The pair was looking for a club with a decent history but that had fallen on hard times - a club with die-hard fans who had proven they can withstand the ups and downs.
They looked at regular attendances and how much that grows when the team enters a cup competition.
Wrexham’s regulars caught their eye, with 4,000 supporters showing up every week in the 2019/20 season, behind only Notts County and Stockport, despite being at the other end of the table.
They also knew they were working with fans used to bad luck. Followers have dealt with an owner who tried to put the club into administration and the supporters’ trust even had to step in to save the team from bankruptcy.
On the pitch, there were some equally bleak times. Wrexham have threatened to make it back into the football league a number of times since 2011 but have come up achingly short on each occasion.

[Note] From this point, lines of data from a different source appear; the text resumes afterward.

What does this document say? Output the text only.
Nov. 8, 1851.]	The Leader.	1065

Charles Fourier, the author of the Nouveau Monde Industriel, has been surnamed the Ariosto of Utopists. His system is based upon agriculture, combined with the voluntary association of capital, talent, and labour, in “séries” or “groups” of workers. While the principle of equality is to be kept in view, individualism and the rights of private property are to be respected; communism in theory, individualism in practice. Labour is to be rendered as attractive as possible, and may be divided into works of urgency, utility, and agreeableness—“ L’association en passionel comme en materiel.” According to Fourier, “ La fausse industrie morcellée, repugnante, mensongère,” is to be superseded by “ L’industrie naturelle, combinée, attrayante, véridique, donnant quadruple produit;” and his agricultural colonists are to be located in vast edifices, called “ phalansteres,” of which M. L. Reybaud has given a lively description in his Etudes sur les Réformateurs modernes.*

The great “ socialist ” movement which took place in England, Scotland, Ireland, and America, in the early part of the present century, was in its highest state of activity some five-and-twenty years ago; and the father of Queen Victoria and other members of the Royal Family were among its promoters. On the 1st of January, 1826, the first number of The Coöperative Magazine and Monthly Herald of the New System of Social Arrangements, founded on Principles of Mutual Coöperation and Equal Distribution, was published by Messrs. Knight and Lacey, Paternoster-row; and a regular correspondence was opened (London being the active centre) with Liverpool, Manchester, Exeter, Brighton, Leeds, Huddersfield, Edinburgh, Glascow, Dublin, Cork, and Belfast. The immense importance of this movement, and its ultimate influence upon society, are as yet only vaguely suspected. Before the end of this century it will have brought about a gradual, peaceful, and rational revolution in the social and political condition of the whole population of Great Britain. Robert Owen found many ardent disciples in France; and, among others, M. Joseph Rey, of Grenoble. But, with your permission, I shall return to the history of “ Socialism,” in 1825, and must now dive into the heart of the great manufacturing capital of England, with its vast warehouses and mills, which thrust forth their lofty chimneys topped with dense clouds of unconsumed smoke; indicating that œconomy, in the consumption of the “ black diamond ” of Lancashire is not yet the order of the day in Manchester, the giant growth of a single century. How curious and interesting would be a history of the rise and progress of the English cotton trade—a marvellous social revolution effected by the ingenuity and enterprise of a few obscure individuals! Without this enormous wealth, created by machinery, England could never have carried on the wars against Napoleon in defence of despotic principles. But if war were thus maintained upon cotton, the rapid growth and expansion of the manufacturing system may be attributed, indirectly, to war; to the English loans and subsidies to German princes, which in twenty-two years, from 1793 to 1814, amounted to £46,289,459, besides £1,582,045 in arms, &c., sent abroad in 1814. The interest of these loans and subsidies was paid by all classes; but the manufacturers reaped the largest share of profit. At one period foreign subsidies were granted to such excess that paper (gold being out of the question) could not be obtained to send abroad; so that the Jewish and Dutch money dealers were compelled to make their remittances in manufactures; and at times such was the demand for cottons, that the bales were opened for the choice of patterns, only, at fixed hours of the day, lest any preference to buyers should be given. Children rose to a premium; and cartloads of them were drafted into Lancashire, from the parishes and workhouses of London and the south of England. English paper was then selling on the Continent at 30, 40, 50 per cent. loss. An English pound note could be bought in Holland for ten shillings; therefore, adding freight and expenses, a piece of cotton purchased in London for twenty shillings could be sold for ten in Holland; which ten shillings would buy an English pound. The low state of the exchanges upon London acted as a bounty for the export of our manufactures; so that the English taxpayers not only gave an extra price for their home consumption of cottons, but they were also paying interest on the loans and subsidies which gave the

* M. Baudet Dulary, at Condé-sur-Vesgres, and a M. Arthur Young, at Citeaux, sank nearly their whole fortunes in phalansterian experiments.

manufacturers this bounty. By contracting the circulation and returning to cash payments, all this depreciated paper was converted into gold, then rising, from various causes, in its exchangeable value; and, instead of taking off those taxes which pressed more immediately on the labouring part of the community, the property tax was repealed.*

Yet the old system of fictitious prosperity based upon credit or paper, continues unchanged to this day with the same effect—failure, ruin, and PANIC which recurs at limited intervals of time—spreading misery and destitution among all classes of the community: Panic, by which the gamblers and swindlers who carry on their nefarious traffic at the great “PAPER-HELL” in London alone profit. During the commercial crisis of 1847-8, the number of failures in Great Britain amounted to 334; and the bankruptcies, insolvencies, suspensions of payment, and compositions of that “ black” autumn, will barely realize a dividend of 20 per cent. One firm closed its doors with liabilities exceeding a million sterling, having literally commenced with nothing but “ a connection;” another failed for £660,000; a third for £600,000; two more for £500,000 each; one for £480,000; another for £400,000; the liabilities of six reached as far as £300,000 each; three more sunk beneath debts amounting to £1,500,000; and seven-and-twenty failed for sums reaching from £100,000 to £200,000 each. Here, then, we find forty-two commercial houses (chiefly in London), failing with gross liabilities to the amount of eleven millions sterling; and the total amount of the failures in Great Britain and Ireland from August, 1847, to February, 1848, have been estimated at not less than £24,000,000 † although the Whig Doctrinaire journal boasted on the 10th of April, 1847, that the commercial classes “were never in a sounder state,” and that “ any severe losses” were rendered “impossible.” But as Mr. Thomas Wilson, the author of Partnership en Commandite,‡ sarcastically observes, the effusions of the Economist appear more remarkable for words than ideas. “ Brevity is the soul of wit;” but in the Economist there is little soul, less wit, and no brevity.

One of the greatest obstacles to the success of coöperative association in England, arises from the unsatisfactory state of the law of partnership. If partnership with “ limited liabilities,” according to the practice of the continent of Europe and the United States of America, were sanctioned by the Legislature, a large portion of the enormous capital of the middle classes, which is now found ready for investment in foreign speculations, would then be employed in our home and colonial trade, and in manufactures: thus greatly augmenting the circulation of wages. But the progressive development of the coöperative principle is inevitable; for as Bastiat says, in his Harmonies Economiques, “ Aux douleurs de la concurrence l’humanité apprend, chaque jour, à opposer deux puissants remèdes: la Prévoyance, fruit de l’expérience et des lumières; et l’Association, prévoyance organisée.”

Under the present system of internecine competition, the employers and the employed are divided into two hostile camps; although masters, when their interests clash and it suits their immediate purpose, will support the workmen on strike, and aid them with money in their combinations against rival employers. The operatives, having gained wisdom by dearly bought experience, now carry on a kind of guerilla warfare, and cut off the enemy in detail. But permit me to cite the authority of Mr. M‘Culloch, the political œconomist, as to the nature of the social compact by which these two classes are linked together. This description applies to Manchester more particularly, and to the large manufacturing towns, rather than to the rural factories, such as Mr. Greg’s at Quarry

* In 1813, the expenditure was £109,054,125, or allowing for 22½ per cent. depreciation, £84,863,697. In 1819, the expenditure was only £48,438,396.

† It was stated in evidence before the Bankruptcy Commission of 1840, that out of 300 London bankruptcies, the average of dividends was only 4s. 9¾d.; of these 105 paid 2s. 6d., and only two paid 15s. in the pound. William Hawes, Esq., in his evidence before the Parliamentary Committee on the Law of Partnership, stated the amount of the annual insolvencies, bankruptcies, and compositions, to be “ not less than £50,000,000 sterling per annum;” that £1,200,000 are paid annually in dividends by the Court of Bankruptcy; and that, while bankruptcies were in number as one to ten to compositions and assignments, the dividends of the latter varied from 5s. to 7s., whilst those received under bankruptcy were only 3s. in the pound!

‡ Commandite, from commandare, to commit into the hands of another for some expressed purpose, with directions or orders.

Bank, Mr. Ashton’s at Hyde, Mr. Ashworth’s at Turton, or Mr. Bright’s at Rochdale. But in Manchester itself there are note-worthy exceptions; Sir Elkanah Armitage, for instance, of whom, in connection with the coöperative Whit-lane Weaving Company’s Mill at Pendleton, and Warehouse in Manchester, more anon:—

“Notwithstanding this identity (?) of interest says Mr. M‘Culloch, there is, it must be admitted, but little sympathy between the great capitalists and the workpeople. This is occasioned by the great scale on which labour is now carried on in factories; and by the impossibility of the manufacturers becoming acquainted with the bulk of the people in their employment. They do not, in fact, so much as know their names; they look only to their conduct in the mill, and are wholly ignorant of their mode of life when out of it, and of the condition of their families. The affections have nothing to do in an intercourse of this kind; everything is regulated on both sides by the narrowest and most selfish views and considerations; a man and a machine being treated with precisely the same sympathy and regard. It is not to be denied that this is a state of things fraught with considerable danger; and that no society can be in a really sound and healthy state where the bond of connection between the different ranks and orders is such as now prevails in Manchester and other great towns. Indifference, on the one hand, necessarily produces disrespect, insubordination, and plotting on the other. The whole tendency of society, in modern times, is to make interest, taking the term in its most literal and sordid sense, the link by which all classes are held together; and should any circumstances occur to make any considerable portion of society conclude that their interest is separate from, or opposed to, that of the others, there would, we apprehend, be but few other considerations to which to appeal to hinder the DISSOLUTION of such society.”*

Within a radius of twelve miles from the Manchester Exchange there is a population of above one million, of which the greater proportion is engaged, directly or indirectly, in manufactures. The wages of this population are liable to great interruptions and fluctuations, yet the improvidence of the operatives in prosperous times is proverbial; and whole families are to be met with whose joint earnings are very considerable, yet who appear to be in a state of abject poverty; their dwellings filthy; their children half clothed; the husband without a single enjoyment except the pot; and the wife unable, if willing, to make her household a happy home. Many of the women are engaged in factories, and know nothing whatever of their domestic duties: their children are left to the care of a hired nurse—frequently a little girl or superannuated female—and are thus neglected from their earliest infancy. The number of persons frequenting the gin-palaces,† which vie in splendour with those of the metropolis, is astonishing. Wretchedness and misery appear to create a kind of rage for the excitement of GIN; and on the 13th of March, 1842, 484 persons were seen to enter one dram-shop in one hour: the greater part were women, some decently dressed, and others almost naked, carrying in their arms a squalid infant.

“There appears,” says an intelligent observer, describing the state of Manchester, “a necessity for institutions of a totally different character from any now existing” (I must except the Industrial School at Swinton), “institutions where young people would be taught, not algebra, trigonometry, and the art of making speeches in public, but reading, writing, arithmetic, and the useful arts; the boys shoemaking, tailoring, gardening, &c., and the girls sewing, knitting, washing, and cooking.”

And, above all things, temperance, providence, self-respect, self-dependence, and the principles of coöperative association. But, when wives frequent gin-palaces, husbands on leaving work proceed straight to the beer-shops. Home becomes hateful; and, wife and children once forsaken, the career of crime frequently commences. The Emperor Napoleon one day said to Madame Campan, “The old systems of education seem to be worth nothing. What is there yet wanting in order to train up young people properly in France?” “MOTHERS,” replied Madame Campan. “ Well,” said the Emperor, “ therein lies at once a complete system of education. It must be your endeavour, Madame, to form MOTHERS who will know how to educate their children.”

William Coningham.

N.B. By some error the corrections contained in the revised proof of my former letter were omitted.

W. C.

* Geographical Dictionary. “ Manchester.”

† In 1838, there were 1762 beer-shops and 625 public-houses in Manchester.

A loyal, resilient fan base used to disappointment presented a huge opportunity for the now owners.
There seemed to be some quick wins for someone with some cash to inject. Crucially, Wrexham is the only serious club in the north of the country with Newport, Cardiff and Swansea along the south coast.
Any success could attract a crowd looking for a team to support. Encouragingly, that 4,000 average attendance has already jumped above 8,000 this season.
The clear advantage of the owners’ profiles has already lifted the value of shirt sponsorship by 10x.
But it may turn out to be a shrewd move beyond the obvious news item in the juxtaposition of Hollywood with North Wales.
Money aside though, there is a real environmental, social and governance (ESG) thread running through the deal, emphasis on the -SG.
The new owners have kept the old sponsors on board. The local firms from when life was a lot harder are given their due and fans can now see Ifor Williams Trailers advertised on players’ shorts. Good old Wrexham Lager even got its own stand.
The strategy is worlds away from the deals at the other end of football. The takeovers enacted at the likes of Man City and, more recently Newcastle United, have very little room for fans’ happiness or even opinion.
The Glazers at Man United have arguably used the club as a place to dump their debt too.
What Reynolds and McElhenny offer is engagement and enrichment, not cost control and financial manipulation.
They recognise that, when a business is inextricably linked to its community, serving them comes first. Football or not, bigger, more aloof investors should take note.